I recovered but Kurenets was burning inside of me. The spilled blood was calling me and the urge of revenge was boiling in me. One day I received a letter from David Motosov, who had already reached Kurenets, asking me to join him there. I probably could have used some more rest, but I couldn't wait; there was no rest for me. I said goodbye to the Motosov family. I also said goodbye to the dear lovely doctor, the head of the hospital. A nurse took me all the way to Moscow, and from there I left on my way to Kurenets.
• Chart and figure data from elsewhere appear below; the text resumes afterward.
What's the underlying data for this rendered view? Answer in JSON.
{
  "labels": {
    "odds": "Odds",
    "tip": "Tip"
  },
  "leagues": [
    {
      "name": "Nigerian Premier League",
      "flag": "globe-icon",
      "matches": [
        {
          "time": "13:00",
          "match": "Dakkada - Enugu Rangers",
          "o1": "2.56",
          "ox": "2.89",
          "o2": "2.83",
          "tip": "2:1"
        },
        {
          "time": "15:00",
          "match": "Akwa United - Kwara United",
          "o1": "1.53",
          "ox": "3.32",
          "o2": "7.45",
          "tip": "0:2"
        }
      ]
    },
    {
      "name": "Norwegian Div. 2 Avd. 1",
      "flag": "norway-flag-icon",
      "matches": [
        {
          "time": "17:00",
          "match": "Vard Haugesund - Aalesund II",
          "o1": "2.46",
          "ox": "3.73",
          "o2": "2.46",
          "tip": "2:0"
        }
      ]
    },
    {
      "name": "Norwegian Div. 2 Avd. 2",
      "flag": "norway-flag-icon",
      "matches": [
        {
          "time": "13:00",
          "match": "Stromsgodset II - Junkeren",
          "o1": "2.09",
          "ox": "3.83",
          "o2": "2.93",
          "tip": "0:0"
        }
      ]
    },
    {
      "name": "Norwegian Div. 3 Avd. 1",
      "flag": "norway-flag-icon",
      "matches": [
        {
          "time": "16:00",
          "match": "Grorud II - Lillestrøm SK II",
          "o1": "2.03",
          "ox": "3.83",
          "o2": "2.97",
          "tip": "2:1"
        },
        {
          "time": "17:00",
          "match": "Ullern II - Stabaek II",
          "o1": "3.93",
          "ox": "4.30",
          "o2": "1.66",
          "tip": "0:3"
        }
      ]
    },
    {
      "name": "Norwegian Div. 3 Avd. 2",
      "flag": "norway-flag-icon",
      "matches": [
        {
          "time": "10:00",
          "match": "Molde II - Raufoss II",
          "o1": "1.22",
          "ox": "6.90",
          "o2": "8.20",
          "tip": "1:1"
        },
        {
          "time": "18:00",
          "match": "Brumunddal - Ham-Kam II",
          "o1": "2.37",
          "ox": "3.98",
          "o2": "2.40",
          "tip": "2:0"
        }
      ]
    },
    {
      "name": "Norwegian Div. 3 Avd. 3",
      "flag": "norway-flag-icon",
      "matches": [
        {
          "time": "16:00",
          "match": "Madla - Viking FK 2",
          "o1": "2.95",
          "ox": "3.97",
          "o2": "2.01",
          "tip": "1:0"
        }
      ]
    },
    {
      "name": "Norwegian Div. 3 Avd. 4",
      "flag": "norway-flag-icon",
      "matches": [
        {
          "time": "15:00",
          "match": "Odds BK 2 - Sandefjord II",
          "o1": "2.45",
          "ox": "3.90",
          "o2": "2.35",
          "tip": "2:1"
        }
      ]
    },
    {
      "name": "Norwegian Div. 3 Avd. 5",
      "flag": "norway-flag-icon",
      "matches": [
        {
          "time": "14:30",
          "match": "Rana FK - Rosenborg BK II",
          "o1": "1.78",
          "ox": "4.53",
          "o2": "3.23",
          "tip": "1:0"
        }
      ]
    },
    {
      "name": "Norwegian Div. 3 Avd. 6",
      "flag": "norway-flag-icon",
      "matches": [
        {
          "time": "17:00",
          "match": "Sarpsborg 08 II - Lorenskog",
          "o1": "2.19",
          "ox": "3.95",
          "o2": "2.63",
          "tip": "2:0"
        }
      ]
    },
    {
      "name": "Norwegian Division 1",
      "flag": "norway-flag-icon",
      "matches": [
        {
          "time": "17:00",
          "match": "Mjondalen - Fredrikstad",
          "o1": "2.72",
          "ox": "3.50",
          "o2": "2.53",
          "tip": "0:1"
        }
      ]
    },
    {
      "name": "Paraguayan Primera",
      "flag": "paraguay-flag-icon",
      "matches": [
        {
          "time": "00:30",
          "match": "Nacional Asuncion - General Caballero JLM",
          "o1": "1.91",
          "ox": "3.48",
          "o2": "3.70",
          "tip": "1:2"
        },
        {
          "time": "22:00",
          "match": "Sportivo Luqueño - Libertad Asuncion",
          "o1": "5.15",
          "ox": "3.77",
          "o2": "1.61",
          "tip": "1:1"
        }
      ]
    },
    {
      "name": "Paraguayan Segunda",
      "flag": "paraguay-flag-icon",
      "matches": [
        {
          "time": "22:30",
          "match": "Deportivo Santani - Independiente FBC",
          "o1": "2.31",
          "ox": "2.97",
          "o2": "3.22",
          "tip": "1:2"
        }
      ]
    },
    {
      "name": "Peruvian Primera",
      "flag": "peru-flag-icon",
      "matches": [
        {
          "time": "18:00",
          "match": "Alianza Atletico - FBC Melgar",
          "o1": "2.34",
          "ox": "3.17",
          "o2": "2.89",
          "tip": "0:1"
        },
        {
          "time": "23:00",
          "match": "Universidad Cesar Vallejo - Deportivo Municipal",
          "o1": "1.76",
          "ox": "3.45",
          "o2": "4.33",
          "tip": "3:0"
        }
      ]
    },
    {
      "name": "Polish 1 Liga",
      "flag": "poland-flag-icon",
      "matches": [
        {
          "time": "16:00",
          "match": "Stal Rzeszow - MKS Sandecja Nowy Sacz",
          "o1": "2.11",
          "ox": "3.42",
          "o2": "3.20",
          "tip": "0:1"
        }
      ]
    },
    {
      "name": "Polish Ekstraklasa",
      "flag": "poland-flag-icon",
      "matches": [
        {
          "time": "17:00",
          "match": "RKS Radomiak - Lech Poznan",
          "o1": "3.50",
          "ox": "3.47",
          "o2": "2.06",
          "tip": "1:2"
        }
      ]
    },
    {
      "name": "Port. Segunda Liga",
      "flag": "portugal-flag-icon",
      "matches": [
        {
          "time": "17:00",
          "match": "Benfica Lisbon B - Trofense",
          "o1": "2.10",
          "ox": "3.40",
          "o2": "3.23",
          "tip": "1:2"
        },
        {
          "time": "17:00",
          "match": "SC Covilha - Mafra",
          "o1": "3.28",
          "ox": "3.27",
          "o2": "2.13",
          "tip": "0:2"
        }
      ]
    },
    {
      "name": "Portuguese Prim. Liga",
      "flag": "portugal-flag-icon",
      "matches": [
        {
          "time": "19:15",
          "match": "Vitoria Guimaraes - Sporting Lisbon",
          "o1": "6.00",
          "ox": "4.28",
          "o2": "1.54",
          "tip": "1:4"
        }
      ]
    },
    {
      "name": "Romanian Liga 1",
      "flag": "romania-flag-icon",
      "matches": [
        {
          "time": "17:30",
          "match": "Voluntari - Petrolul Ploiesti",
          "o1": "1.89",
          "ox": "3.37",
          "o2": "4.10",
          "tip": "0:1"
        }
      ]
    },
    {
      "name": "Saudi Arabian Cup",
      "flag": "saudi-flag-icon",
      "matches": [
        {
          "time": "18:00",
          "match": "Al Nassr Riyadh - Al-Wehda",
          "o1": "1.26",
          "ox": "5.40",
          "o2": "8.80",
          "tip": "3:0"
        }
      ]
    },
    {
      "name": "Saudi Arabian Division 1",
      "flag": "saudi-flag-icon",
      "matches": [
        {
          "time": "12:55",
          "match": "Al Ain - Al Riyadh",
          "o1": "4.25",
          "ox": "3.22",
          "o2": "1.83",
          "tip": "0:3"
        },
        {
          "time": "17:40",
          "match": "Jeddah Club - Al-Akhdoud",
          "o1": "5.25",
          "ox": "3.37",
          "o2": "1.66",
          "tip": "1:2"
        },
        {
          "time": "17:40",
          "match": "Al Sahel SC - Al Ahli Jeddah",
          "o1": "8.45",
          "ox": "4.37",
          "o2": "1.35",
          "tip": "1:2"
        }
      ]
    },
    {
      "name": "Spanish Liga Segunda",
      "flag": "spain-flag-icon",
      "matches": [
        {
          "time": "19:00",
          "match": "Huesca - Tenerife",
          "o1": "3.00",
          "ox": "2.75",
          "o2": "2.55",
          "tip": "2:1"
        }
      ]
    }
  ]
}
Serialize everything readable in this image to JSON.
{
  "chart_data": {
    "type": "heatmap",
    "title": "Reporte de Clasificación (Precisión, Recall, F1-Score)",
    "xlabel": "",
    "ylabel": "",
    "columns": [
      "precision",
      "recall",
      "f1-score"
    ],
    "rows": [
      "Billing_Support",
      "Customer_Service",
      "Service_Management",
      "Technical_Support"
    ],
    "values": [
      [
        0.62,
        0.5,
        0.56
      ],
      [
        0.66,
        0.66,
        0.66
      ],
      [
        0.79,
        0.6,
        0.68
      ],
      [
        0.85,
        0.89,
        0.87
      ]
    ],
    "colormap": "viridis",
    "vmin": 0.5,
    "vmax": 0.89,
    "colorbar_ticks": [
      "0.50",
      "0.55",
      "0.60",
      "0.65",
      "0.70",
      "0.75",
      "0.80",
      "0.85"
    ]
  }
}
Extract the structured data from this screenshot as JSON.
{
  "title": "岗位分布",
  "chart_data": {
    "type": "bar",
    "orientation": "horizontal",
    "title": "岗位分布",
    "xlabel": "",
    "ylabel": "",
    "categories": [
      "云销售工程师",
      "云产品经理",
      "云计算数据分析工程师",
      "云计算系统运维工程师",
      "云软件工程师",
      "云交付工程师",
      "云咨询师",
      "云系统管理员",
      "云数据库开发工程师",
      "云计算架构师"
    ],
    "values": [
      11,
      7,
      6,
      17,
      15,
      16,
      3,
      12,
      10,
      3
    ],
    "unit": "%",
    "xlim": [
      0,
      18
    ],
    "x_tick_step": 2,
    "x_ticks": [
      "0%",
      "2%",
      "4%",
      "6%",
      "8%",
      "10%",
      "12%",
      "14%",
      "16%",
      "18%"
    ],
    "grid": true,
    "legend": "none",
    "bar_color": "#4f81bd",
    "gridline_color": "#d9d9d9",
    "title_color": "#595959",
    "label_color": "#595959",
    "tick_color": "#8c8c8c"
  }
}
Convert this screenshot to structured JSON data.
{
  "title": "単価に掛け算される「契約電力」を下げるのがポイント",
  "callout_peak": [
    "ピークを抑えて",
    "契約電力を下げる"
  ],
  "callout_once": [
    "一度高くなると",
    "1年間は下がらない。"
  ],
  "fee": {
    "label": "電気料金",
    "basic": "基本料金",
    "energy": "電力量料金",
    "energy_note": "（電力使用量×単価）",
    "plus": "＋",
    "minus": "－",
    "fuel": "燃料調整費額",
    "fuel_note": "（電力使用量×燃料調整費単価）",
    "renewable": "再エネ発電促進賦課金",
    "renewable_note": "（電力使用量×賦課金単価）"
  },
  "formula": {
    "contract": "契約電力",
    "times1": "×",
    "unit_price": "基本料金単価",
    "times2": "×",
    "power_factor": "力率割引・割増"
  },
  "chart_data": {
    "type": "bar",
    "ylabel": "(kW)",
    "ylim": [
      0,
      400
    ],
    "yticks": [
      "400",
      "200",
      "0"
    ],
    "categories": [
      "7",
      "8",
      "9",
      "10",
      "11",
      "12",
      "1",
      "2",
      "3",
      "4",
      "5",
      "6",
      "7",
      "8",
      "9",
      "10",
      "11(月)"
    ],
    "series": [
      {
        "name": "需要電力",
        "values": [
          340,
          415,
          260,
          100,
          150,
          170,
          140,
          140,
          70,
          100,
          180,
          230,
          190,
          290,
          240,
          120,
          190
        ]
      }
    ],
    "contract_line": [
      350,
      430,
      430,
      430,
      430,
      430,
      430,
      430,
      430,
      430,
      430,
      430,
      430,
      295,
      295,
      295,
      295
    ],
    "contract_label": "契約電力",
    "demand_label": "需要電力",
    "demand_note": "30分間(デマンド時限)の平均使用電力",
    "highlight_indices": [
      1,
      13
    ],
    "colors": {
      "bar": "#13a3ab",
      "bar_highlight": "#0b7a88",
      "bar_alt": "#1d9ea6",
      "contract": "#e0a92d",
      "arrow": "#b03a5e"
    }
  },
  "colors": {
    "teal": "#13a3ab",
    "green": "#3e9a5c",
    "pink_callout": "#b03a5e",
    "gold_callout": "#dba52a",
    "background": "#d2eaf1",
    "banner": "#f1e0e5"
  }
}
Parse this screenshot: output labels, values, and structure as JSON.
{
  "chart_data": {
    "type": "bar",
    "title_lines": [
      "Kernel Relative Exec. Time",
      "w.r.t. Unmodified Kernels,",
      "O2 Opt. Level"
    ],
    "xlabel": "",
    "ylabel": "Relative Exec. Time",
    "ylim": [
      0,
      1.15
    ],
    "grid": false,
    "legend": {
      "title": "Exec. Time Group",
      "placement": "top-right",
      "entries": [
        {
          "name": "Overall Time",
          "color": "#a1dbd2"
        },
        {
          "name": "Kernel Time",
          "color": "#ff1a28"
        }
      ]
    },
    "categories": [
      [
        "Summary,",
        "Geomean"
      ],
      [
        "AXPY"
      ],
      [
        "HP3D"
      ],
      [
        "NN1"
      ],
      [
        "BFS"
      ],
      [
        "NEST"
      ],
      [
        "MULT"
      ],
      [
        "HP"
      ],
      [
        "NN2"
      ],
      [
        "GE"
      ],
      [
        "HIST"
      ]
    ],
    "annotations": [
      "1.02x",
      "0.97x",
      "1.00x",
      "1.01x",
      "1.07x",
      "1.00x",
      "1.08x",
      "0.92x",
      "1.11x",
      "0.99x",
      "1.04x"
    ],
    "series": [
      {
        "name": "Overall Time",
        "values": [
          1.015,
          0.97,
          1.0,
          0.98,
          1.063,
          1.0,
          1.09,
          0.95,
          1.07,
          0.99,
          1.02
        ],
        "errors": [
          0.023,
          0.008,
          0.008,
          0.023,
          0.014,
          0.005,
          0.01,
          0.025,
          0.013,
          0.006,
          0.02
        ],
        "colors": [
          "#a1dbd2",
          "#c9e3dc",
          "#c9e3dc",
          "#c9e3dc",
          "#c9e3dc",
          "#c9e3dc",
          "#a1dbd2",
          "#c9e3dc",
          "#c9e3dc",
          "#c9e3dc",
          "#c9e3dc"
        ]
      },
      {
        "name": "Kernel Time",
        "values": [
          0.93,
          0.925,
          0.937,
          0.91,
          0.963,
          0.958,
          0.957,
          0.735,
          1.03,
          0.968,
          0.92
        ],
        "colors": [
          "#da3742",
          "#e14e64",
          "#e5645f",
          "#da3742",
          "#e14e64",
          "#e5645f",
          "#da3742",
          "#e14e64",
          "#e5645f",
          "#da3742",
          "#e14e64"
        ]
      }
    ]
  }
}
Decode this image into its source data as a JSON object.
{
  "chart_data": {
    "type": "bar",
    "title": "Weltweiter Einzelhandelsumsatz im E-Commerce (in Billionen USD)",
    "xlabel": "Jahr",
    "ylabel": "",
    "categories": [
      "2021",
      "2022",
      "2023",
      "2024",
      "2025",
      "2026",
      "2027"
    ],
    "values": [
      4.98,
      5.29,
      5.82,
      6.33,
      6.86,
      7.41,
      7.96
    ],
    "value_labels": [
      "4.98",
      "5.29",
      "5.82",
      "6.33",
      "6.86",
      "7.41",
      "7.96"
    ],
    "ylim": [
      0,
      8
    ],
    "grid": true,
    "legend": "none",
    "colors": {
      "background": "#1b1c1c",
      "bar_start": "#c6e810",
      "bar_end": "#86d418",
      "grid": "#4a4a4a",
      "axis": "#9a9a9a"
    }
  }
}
On a cold, rainy October day, I returned to my hometown, Kurenets. I came through the road of mourning, Cosita Street. I came to my home to the hills of dust. I found the few survivors. The streets were filled with Gentiles, the bloodsuckers. They were fancily dressed with our clothes, breathing the air as if nothing had happened. How painful it was and how paltry was my revenge.

One day I stood at the house of Kashtuk, a Gentile from the village, Litwinki. He became rich from the stolen possessions of the Jews. I opened his cabinets. I broke the crystals. I screamed, shouted, and handed him to the NKVD (the Russian police), but I truly knew that this was not revenge. This was not reprisal.

One day I stood in Vileyka and saw them hang the limping policeman, the leech that could never have enough of the Jewish blood. They brought him from Gomel. The killer escaped all the way to Gomel. He was accepted to a Russian army band, accepted as entertainer. He was found out while playing music. I watched him die and begged that they would let me throw stones at him. Nevertheless, how diminutive was my revenge.

Daily I stood on your mammoth grave, my town Kurenets, knowing that the eradication could never be vindicated. There will never be equal restitution. Every day I'll call upon you in my heart and ask "why?" Likewise, day after day I will have no reply.